Direct Numerical Simulation of Electrokinetic Instability and Transition to Chaotic Motion

A new type of instability - electrokinetic instability - and an unusual transition to chaotic motion near a charge-selective surface was studied by numerical integration of the Nernst-Planck-Poisson-Stokes system and a weakly nonlinear analysis near the threshold of instability. Two kinds of initial conditions were considered: (a) white noise initial conditions to mimic "room disturbances" and subsequent natural evolution of the solution; (b) an artificial monochromatic ion distribution with a fixed wave number to simulate regular wave patterns. The results were studied from the viewpoint of hydrodynamic stability and bifurcation theory. The threshold of electroconvective movement was found by the linear spectral stability theory, the results of which were confirmed by numerical simulation of the entire system.
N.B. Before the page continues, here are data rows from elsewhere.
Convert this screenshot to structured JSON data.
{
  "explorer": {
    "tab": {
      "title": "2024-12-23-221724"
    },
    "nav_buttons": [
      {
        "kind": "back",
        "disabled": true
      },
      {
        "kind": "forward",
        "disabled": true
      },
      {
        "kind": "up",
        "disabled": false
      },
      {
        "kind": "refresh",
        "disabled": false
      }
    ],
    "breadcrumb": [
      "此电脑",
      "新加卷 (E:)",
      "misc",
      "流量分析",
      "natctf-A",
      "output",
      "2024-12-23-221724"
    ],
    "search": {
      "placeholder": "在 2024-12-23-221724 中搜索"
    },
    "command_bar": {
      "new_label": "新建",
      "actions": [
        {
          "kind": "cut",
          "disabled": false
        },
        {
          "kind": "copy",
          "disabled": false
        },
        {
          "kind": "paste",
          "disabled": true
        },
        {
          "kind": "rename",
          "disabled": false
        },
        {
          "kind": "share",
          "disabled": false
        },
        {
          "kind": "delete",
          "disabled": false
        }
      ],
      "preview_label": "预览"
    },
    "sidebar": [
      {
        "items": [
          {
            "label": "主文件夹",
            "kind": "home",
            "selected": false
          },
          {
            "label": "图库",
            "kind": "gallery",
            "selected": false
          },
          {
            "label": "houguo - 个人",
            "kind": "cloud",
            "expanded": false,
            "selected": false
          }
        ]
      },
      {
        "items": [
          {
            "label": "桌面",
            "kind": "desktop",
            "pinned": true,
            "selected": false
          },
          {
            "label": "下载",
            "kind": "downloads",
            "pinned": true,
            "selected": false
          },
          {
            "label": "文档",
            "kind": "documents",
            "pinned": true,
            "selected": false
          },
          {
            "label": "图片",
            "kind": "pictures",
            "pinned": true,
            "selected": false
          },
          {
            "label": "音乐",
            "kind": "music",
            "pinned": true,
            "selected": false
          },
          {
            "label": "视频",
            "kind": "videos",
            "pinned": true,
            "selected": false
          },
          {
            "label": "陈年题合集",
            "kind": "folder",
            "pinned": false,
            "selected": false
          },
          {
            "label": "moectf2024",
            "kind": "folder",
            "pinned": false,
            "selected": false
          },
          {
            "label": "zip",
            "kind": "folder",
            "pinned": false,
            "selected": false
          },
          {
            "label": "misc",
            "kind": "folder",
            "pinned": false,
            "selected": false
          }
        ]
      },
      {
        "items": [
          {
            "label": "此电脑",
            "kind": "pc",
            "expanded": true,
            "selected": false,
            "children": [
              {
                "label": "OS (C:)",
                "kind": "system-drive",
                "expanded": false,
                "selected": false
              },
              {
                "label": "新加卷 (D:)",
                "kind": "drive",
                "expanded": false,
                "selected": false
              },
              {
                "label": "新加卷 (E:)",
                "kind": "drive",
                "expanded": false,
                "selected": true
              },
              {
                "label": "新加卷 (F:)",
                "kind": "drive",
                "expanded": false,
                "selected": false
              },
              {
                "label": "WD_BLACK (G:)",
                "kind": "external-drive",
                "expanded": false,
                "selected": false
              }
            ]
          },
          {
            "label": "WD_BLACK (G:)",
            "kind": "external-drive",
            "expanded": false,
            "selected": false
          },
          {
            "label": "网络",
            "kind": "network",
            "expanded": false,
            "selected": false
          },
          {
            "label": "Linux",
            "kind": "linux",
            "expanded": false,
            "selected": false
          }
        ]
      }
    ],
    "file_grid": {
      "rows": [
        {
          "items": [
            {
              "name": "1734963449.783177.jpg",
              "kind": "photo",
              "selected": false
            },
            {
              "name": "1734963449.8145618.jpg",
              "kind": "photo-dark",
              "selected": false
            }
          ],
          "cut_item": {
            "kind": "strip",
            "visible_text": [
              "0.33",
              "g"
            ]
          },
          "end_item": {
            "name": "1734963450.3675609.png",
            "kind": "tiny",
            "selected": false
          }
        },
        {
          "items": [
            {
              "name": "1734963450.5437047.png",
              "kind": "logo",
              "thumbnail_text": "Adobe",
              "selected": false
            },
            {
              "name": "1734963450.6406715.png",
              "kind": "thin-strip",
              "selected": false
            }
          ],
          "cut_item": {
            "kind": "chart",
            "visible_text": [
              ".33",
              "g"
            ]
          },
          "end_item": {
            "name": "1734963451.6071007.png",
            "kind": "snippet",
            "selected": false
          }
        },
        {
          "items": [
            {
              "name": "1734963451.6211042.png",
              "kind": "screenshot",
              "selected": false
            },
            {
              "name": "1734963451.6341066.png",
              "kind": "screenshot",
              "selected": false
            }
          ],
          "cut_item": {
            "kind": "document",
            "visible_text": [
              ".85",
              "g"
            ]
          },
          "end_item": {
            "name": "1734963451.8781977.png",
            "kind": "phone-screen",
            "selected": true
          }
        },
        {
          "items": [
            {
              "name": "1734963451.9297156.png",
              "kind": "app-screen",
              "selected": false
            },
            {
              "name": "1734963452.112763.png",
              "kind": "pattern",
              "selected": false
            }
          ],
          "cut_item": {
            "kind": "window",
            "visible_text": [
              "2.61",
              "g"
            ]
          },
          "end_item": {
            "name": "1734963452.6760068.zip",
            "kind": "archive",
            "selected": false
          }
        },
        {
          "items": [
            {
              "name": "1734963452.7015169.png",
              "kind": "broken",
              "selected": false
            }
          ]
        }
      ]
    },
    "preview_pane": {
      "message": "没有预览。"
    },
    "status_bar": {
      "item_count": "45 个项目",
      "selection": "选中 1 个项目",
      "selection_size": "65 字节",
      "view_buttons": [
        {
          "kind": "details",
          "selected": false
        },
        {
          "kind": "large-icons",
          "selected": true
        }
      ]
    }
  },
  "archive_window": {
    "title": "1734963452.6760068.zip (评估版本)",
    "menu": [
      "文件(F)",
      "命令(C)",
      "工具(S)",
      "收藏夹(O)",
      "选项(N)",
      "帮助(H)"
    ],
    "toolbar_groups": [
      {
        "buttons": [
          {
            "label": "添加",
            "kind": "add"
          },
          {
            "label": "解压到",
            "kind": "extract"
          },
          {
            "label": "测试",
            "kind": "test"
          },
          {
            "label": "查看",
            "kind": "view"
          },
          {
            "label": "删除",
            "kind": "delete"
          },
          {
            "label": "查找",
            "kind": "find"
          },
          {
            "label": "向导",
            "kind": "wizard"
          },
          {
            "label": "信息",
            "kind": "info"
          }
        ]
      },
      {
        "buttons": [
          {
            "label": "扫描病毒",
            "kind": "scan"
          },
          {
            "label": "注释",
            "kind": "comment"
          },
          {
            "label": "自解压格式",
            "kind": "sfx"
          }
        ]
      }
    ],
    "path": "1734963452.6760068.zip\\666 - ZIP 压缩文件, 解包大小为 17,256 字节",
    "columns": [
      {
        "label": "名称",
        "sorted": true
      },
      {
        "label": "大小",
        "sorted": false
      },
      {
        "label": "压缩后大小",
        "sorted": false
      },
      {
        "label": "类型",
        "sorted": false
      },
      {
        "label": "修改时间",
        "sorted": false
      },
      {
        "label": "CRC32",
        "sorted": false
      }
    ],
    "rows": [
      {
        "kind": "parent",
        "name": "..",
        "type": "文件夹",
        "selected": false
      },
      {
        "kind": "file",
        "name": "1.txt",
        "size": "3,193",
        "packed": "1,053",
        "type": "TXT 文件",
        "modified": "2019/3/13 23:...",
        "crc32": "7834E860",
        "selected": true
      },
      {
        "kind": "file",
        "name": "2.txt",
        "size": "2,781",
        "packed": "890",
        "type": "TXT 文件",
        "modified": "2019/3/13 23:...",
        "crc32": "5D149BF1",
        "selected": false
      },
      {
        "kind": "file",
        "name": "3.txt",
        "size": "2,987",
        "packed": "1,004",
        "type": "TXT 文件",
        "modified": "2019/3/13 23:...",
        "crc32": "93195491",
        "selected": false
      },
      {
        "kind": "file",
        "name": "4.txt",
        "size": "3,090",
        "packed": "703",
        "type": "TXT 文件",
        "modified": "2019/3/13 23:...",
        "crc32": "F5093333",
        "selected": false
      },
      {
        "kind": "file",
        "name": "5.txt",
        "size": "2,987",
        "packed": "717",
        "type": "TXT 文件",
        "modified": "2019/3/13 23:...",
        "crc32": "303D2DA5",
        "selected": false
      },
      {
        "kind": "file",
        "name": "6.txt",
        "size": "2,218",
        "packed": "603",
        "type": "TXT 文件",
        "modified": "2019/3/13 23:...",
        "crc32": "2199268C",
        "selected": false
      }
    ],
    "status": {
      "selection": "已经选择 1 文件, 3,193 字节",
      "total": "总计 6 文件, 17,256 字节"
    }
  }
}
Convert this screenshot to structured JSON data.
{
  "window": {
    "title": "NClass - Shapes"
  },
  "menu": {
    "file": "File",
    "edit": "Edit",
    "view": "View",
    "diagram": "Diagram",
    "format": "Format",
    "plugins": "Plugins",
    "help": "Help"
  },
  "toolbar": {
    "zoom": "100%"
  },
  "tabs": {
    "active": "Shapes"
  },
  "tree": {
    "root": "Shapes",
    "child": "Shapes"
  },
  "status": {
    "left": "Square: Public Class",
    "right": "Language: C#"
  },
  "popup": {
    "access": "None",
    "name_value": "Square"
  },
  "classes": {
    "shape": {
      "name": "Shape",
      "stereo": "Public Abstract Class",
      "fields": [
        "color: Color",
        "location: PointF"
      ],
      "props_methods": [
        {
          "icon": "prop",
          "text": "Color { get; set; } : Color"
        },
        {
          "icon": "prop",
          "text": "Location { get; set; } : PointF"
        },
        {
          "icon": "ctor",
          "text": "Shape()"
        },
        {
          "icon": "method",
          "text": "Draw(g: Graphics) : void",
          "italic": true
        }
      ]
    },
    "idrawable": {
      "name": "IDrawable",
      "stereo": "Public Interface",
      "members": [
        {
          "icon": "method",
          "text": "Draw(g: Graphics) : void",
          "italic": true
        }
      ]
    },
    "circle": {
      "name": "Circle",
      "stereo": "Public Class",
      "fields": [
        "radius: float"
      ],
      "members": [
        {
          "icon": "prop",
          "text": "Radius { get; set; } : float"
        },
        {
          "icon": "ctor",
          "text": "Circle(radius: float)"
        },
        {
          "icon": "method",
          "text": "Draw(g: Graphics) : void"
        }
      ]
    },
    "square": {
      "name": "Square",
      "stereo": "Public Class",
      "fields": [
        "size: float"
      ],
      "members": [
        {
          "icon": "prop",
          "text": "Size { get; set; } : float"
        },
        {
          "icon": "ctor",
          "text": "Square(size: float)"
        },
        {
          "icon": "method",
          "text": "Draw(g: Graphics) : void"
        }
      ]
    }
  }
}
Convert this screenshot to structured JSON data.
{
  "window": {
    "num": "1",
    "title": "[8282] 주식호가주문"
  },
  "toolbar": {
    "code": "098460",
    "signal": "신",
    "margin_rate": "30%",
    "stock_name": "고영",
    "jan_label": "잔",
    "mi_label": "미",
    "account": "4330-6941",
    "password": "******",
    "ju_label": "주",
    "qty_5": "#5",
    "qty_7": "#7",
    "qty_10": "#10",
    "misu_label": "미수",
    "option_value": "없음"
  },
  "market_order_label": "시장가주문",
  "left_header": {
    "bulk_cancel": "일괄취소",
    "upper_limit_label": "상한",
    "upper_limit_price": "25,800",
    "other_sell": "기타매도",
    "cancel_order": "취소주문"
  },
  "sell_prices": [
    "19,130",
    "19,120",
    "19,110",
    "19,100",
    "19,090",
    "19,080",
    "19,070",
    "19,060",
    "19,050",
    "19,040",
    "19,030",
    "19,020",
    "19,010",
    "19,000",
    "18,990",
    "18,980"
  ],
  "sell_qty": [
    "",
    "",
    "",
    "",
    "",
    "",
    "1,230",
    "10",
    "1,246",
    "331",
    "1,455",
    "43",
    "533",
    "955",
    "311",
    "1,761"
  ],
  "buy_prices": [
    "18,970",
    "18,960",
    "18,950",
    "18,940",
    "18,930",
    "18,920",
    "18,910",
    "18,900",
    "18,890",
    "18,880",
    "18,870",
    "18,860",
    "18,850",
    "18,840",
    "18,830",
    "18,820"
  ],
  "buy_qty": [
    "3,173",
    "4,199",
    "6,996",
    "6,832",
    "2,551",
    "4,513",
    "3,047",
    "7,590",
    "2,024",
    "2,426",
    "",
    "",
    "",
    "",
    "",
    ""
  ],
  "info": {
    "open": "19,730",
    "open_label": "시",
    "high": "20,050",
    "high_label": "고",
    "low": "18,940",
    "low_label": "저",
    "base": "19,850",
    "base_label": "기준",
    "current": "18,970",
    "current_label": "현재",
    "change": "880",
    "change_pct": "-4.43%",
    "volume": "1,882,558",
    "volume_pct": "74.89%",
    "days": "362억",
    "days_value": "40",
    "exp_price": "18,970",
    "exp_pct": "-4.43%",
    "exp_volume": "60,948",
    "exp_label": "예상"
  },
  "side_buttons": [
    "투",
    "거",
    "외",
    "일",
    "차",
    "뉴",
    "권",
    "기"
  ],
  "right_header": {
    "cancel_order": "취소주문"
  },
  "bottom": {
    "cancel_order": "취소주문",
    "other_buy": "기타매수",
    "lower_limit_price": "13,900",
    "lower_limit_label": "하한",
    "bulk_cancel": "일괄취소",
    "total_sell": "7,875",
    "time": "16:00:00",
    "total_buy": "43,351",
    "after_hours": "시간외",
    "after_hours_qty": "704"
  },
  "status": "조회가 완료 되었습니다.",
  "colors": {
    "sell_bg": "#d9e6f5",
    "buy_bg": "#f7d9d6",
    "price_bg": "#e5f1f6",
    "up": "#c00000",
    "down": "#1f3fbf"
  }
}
The following regimes, which replace each other as the potential drop between the selective surfaces increases, were obtained: one-dimensional steady solution; two-dimensional steady electroconvective vortices (stationary point in a proper phase space); unsteady vortices aperiodically changing their parameters (homoclinic contour); periodic motion (limit cycle); and chaotic motion. The transition to chaotic motion did not include Hopf bifurcation. Numerical resolution of the thin concentration polarization layer showed spike-like charge profiles along the surface, which could be, depending on the regime, either steady or aperiodically coalescent. The numerical investigation confirmed the experimentally observed absence of regular (near-sinusoidal) oscillations for the overlimiting regimes. There is a qualitative agreement of the experimental and the theoretical values of the threshold of instability, the dominant size of the observed coherent structures, and the experimental and theoretical volt-current characteristics.